É real que nunca devemos terminar de ler um livro de poesia, justo por essa capacidade do poema de transmutar com o tempo e captar diante da história e do espaço percepções diferentes pelo mesmo leitor. A verdade é que a leitura de A forma fugaz das mãos (Editora Patuá, 2021) evoca desde o primeiro poema uma sensação de presença, digo, de ser o leitor palavra poesia também.

Inaugura-se aí uma relação muito íntima entre leitor e poesia capaz de mover a leitura incessante e contagiosa até o último poema, que neste caso, é também o primeiro. É um livro que nos mobiliza à palavra, já que o poeta extrai dela significados que podem não apenas ampliar seu sentido, mas também subvertê-la. Pessanha, poeta astuto, molda a palavra centímetro por centímetro e dá a ela o formato que melhor convém ao seu encaixe no poema.

“palavra:
de todos os nós
a que nunca desata”

Embora todo o poema seja erótico, o livro A forma fugaz das mãos não fala explicitamente sobre erotismo, mas há desejo em cada verso, em cada ideia, em cada sonoridade. Podemos observar labaredas de fogo se alastrando pelo texto, mostrando a alquimia engendrada pelo poeta para provocar efeitos e nos seduzir pela palavra.

“os verbos ardem
como a estrela
irrompida em mundo”

Mas é preciso afirmar que a presença do erotismo é apenas um dos pontos possíveis de interlocução com o livro. A leitura atenta, como já disse, nos traz a ampliação e subversão da palavra, não exatamente como fez o poeta português Herberto Helder ou mesmo a poeta brasileira Hilda Hilst. O que Pessanha faz é trazer um efeito alucinógeno para palavra. Ele provoca uma sensação de euforia, de gozo, que não deixa de ser erótico, mas que é causada pela reação do leitor com a palavra, que conecta com uma sobreposição de corpos, ou de corpos e matéria, ou de corpos e animais. Há um desejo na poesia do Fábio por algo subconsciente ou algo onírico. Por transpassar a palavra.
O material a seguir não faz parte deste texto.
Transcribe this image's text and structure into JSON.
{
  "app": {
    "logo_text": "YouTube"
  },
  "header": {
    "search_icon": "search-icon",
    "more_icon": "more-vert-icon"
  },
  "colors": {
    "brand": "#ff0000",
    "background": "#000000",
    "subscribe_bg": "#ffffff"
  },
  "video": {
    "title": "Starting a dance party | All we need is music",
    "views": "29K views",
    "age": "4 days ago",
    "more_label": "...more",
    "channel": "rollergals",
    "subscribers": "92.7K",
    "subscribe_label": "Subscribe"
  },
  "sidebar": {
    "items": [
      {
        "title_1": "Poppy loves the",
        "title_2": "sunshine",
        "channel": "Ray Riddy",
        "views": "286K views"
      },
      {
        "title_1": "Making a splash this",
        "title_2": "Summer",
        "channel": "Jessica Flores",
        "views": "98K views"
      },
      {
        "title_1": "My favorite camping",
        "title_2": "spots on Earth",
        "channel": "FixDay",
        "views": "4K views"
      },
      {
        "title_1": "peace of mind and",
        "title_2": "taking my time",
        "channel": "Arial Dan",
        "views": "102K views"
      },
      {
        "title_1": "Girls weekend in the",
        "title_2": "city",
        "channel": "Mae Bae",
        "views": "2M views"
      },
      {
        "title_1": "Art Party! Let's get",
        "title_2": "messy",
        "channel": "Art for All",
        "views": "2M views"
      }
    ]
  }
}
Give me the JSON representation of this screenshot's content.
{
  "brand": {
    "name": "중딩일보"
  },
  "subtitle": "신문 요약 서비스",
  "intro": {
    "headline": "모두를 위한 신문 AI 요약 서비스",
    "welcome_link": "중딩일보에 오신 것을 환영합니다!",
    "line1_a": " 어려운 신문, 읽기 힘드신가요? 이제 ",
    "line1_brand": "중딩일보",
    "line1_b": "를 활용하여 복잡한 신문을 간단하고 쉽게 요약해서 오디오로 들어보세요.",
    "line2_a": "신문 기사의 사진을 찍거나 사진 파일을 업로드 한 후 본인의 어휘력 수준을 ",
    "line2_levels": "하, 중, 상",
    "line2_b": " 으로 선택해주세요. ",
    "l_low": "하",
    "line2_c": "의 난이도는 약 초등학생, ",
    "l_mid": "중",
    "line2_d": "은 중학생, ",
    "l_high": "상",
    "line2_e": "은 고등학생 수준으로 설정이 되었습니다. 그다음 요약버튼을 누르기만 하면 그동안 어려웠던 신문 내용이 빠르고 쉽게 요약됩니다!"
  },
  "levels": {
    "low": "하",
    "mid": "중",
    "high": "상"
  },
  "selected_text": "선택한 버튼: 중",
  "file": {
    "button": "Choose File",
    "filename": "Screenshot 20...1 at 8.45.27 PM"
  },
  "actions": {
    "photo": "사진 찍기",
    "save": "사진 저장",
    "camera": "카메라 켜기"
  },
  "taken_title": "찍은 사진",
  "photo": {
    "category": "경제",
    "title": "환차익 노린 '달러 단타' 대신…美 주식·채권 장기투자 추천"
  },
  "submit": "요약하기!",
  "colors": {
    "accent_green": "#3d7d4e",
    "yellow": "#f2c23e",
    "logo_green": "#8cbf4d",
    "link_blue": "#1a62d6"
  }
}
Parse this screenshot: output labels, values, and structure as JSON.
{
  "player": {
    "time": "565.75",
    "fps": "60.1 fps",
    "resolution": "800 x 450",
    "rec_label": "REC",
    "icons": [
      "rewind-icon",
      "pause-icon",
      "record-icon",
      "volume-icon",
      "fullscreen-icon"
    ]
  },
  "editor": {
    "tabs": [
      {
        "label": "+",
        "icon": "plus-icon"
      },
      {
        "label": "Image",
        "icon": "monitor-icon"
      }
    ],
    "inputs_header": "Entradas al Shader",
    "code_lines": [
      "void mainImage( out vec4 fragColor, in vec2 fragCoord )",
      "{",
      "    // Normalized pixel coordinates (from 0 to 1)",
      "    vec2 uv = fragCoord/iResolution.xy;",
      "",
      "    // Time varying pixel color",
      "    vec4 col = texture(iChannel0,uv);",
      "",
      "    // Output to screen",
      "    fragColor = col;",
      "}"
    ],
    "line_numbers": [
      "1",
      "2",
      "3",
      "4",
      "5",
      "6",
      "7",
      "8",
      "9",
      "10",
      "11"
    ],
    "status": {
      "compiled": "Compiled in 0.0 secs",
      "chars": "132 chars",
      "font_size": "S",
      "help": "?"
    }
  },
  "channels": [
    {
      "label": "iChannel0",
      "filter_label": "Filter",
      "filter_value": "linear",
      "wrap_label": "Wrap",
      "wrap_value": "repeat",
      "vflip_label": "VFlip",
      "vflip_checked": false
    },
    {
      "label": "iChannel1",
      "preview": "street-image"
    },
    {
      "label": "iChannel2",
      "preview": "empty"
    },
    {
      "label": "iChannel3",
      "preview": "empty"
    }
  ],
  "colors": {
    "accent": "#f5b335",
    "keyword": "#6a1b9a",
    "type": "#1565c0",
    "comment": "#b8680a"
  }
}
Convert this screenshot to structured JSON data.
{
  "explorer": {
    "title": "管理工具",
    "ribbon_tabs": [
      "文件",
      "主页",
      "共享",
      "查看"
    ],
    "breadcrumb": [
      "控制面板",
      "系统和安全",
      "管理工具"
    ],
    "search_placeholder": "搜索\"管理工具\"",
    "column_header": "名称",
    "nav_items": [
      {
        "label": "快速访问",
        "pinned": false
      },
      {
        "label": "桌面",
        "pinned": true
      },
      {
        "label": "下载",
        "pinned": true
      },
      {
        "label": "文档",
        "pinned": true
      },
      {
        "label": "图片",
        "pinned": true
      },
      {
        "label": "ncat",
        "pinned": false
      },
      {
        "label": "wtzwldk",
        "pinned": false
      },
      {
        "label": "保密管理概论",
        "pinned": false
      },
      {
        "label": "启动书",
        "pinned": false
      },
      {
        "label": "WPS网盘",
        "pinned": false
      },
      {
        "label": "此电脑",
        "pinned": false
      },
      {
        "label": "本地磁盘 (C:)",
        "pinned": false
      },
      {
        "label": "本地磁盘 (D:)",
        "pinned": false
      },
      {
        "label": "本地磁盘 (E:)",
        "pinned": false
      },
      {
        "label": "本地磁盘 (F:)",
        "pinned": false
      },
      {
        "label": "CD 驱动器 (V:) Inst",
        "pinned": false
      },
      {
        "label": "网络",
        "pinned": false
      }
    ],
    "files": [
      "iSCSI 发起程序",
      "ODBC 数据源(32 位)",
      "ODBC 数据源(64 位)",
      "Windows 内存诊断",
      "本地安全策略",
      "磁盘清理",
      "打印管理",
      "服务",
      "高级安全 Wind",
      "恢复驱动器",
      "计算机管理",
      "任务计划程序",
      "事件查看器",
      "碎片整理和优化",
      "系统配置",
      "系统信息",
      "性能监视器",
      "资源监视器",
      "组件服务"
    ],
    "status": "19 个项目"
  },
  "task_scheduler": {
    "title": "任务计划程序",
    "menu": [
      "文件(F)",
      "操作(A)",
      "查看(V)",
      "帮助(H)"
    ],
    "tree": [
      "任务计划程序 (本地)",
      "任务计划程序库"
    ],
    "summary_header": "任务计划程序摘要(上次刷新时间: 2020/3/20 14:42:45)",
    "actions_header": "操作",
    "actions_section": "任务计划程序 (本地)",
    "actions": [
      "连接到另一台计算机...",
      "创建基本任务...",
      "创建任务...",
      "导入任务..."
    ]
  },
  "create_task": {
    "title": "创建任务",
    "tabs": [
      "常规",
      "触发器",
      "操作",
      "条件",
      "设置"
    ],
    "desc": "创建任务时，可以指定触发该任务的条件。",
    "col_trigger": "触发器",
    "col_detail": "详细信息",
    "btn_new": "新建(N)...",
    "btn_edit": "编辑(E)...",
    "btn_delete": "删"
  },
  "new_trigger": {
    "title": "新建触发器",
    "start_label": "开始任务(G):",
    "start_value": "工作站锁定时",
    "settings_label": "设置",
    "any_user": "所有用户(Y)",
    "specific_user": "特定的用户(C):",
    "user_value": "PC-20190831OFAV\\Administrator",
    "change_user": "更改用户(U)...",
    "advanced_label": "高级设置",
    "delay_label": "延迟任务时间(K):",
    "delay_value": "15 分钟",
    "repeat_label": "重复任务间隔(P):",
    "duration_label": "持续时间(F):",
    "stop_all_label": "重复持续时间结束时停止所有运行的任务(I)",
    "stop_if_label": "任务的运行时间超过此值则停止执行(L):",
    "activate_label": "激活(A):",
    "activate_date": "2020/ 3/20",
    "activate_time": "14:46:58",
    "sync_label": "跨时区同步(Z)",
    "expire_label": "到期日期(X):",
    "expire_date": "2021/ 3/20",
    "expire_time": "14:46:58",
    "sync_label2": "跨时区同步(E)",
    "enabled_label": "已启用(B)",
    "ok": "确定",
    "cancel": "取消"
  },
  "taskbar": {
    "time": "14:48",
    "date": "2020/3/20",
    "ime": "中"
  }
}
“escrever por fora da frase que
desse ao agora o tempo
das nossas falhas.”

Sobre o poeta Fábio Pessanha, entendo um escritor raro, que conseguiu se desprender dos moldes e dos formalismos conhecidos na Literatura, para ousar em formatos e entendimentos que fogem do convencional. O texto que ele nos traz na coluna “palavra : alucinógeno”, da Revista Vício Velho, é um exemplo. São interlocuções e percepções do poeta sobre suas leituras de livros de poesia e romance, de um jeito de interagir com o texto que vai muito além da análise crítica, mas que também causa efeito no leitor e o estimula para a interação com o texto do autor citado na coluna.

Ademais, entendo o livro do poeta Fábio Pessanha como um ópio alucinógeno capaz de atuar no sistema nervoso central sem trazer nenhuma contraindicação.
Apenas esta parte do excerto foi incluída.